Recruiting Soft Skills
Conventional recruiting and hiring strategies usually do not focus on these kinds of skills. They focus on identifying people with a fixed set of skills. The systems also are built on biases now embedded in data. A change in focus is needed as the demand for emotional and social skills increases across industries. Due to technology, hiring people into a specific role rather than the organization will leave the organization to experience a skills shortage. The talent needed are people who are adaptable and agile because organizational roles will rapidly change. Flexible employees will be able to learn the new skills needed and move into roles across functions.
To hire for soft skills rather than hard skills requires a different screening process. A host of new technology companies are appearing, offering screening capabilities that assess for soft skills, like PredictiveHire. The technology solution offers blind interviews that solves for three pain points in recruiting – bias, efficiency, and candidate experience. The company team consists of data scientists, IO psychologists, recruitment industry professionals, and artificial intelligence experts. The inclusion of psychologists and data scientists is an indication of the need to assess for soft skills as well as technical skills. Artificial intelligence is playing an increasing role in recruiting, interviewing, and hiring decisions now that developers understand how bias can creep into data. It has a way to go before it is a mature, well-tested recruiting and hiring technology. However, there is already no doubt it will play a central role in the future talent management strategies.

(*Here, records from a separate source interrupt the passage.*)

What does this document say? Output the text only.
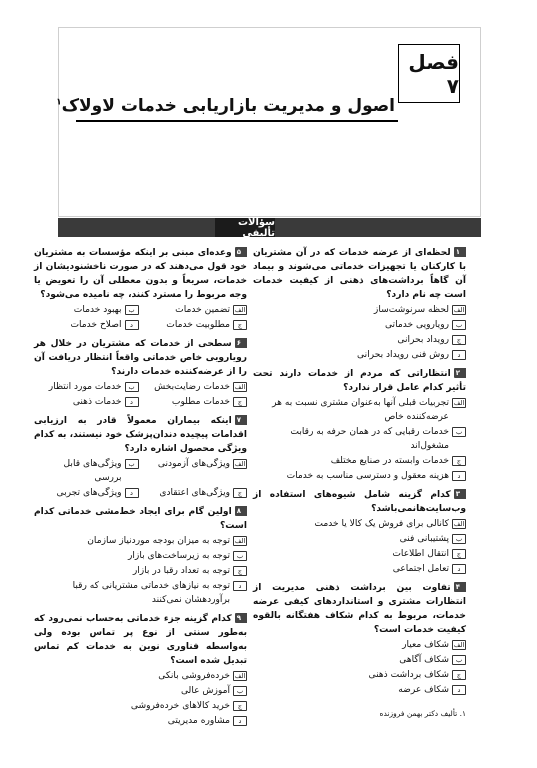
فصل ۷
اصول و مدیریت بازاریابی خدمات لاولاک$^۱$
سؤالات تألیفی
۱لحظه‌ای از عرضه خدمات که در آن مشتریان با کارکنان یا تجهیزات خدماتی می‌شوند و بیماد آن گاهاً برداشت‌های ذهنی از کیفیت خدمات است چه نام دارد؟
الف
لحظه سرنوشت‌ساز
ب
رویارویی خدماتی
ج
رویداد بحرانی
د
روش فنی رویداد بحرانی
۲انتظاراتی که مردم از خدمات دارند تحت تأثیر کدام عامل قرار ندارد؟
الف
تجربیات قبلی آنها به‌عنوان مشتری نسبت به هر عرضه‌کننده خاص
ب
خدمات رقبایی که در همان حرفه به رقابت مشغول‌اند
ج
خدمات وابسته در صنایع مختلف
د
هزینه معقول و دسترسی مناسب به خدمات
۳کدام گزینه شامل شیوه‌های استفاده از وب‌سایت‌هانمی‌باشد؟
الف
کانالی برای فروش یک کالا یا خدمت
ب
پشتیبانی فنی
ج
انتقال اطلاعات
د
تعامل اجتماعی
۴تفاوت بین برداشت ذهنی مدیریت از انتظارات مشتری و استانداردهای کیفی عرضه خدمات، مربوط به کدام شکاف هفتگانه بالقوه کیفیت خدمات است؟
الف
شکاف معیار
ب
شکاف آگاهی
ج
شکاف برداشت ذهنی
د
شکاف عرضه
۵وعده‌ای مبنی بر اینکه مؤسسات به مشتریان خود قول می‌دهند که در صورت ناخشنودیشان از خدمات، سریعاً و بدون معطلی آن را تعویض یا وجه مربوط را مسترد کنند، چه نامیده می‌شود؟
الف
تضمین خدمات
ب
بهبود خدمات
ج
مطلوبیت خدمات
د
اصلاح خدمات
۶سطحی از خدمات که مشتریان در خلال هر رویارویی خاص خدماتی واقعاً انتظار دریافت آن را از عرضه‌کننده خدمات دارند؟
الف
خدمات رضایت‌بخش
ب
خدمات مورد انتظار
ج
خدمات مطلوب
د
خدمات ذهنی
۷اینکه بیماران معمولاً قادر به ارزیابی اقدامات پیچیده دندان‌پزشک خود نیستند، به کدام ویژگی محصول اشاره دارد؟
الف
ویژگی‌های آزمودنی
ب
ویژگی‌های قابل بررسی
ج
ویژگی‌های اعتقادی
د
ویژگی‌های تجربی
۸اولین گام برای ایجاد خط‌مشی خدماتی کدام است؟
الف
توجه به میزان بودجه موردنیاز سازمان
ب
توجه به زیرساخت‌های بازار
ج
توجه به تعداد رقبا در بازار
د
توجه به نیازهای خدماتی مشتریانی که رقبا برآوردهشان نمی‌کنند
۹کدام گزینه جزء خدماتی به‌حساب نمی‌رود که به‌طور سنتی از نوع پر تماس بوده ولی به‌واسطه فناوری نوین به خدمات کم تماس تبدیل شده است؟
الف
خرده‌فروشی بانکی
ب
آموزش عالی
ج
خرید کالاهای خرده‌فروشی
د
مشاوره مدیریتی
۱. تألیف دکتر بهمن فروزنده
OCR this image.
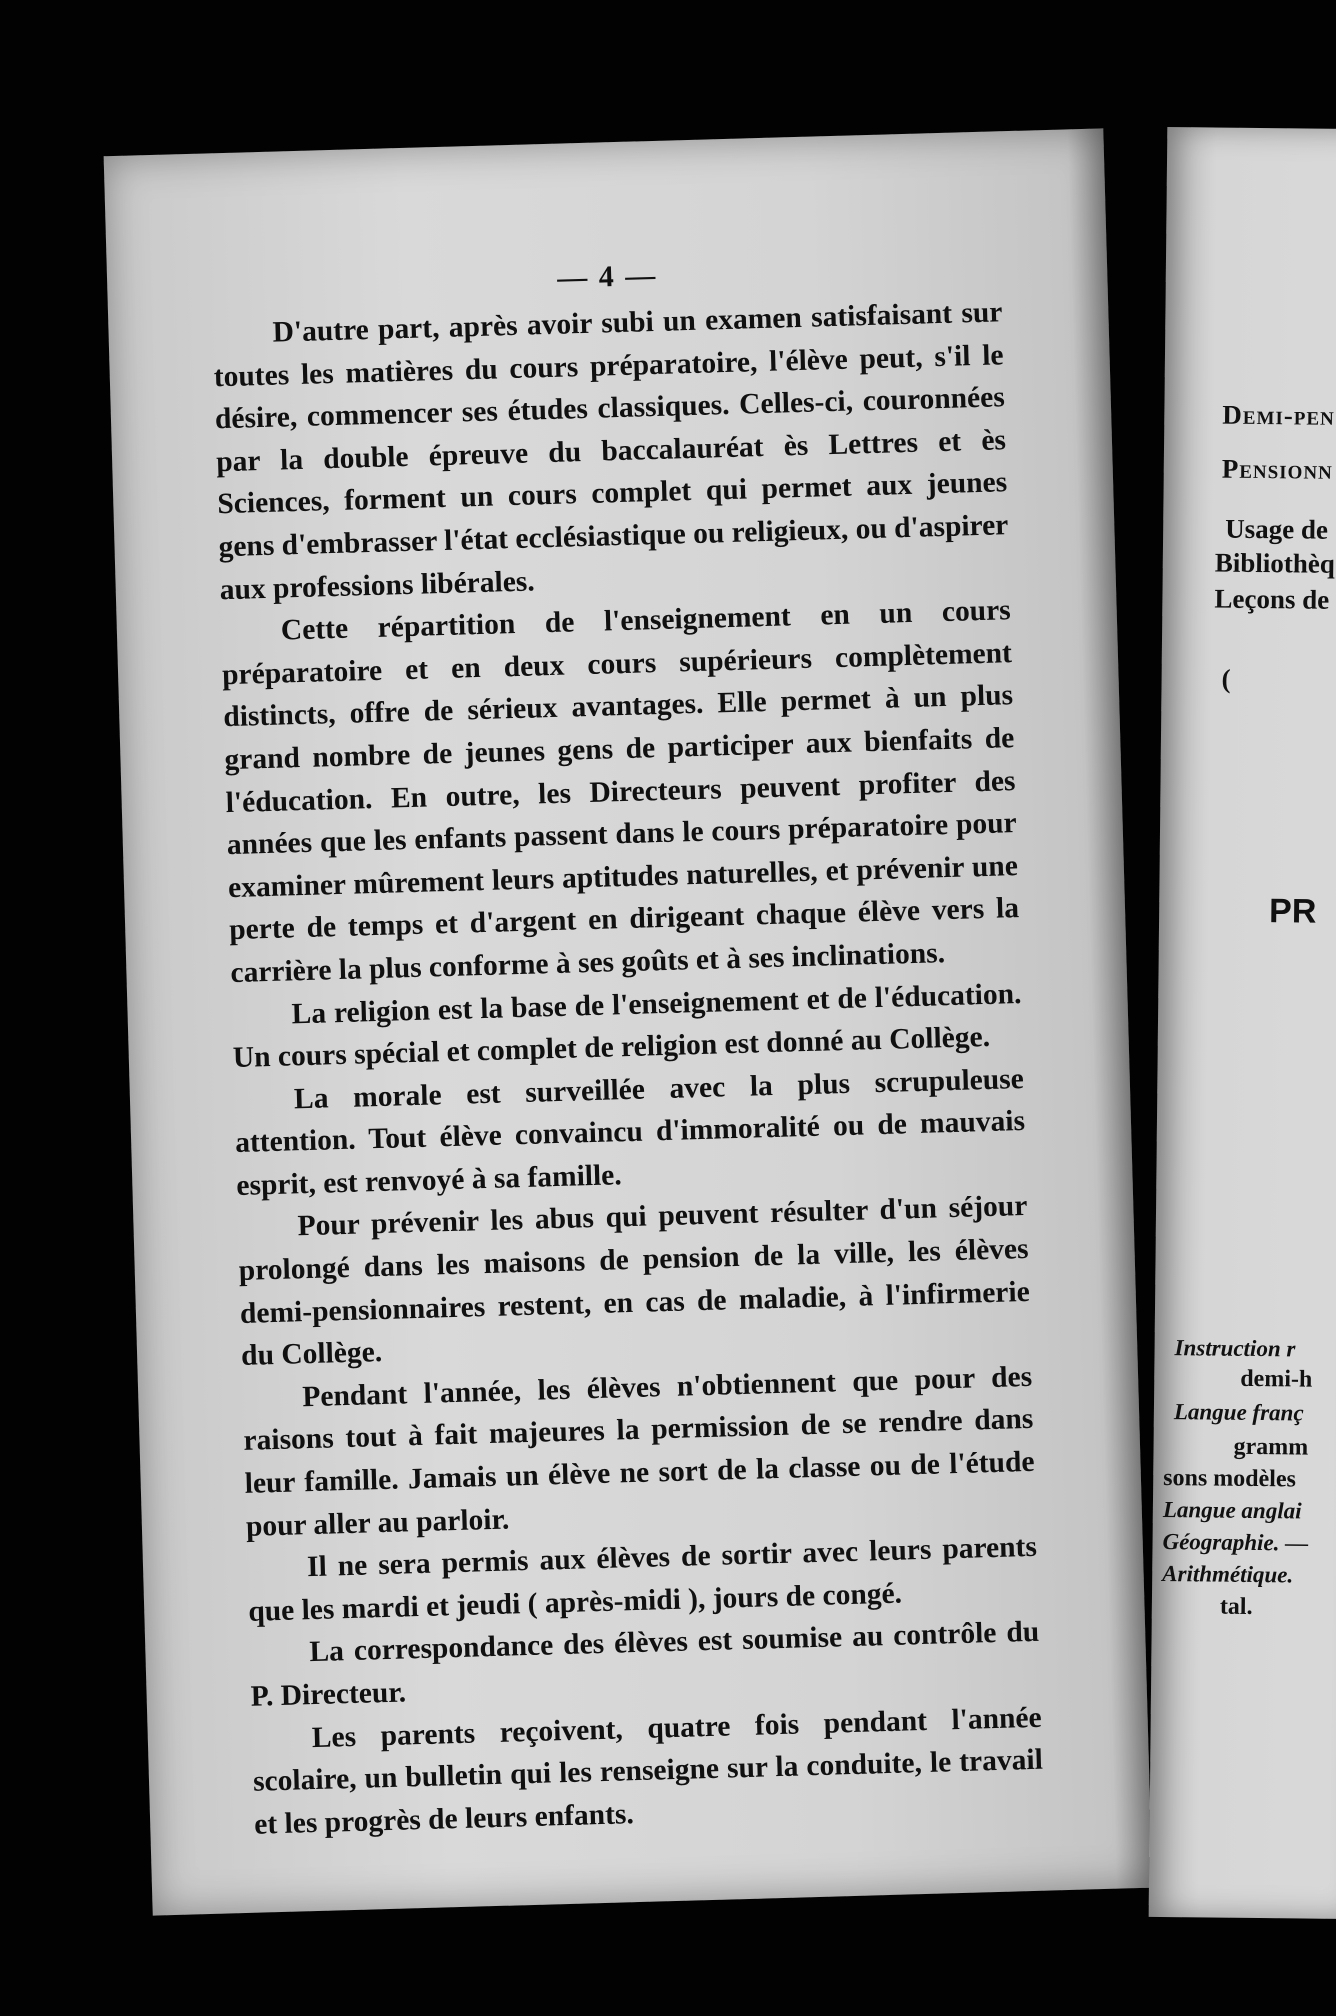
— 4 —

D'autre part, après avoir subi un examen satisfaisant sur toutes les matières du cours préparatoire, l'élève peut, s'il le désire, commencer ses études classiques. Celles-ci, couronnées par la double épreuve du baccalauréat ès Lettres et ès Sciences, forment un cours complet qui permet aux jeunes gens d'embrasser l'état ecclésiastique ou religieux, ou d'aspirer aux professions libérales.

Cette répartition de l'enseignement en un cours préparatoire et en deux cours supérieurs complètement distincts, offre de sérieux avantages. Elle permet à un plus grand nombre de jeunes gens de participer aux bienfaits de l'éducation. En outre, les Directeurs peuvent profiter des années que les enfants passent dans le cours préparatoire pour examiner mûrement leurs aptitudes naturelles, et prévenir une perte de temps et d'argent en dirigeant chaque élève vers la carrière la plus conforme à ses goûts et à ses inclinations.

La religion est la base de l'enseignement et de l'éducation. Un cours spécial et complet de religion est donné au Collège.

La morale est surveillée avec la plus scrupuleuse attention. Tout élève convaincu d'immoralité ou de mauvais esprit, est renvoyé à sa famille.

Pour prévenir les abus qui peuvent résulter d'un séjour prolongé dans les maisons de pension de la ville, les élèves demi-pensionnaires restent, en cas de maladie, à l'infirmerie du Collège.

Pendant l'année, les élèves n'obtiennent que pour des raisons tout à fait majeures la permission de se rendre dans leur famille. Jamais un élève ne sort de la classe ou de l'étude pour aller au parloir.

Il ne sera permis aux élèves de sortir avec leurs parents que les mardi et jeudi ( après-midi ), jours de congé.

La correspondance des élèves est soumise au contrôle du P. Directeur.

Les parents reçoivent, quatre fois pendant l'année scolaire, un bulletin qui les renseigne sur la conduite, le travail et les progrès de leurs enfants.

Demi-pen
Pensionn
Usage de
Bibliothèq
Leçons de
(
PR
Instruction r
demi-h
Langue franç
gramm
sons modèles
Langue anglai
Géographie. —
Arithmétique.
tal.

Letting Go of Old Ways of Doing HR Business
Strategic recruitment will be critical to organizational success in hiring people with skills for the future workforce. Most recruiters today only source talent externally, but in the future the recruiters will source talent externally and internally, working closely with hiring managers. Technology will be the workflow enabler from beginning to end. As technology advances, organizations must be willing to embrace the new HR technologies rather than holding tight to existing, traditional systems.
There are many forces of change in progress in talent management. The bottom line is that the HR function will have to be as adaptable and flexible as the talent it seeks to recruit, hire, develop, and retain.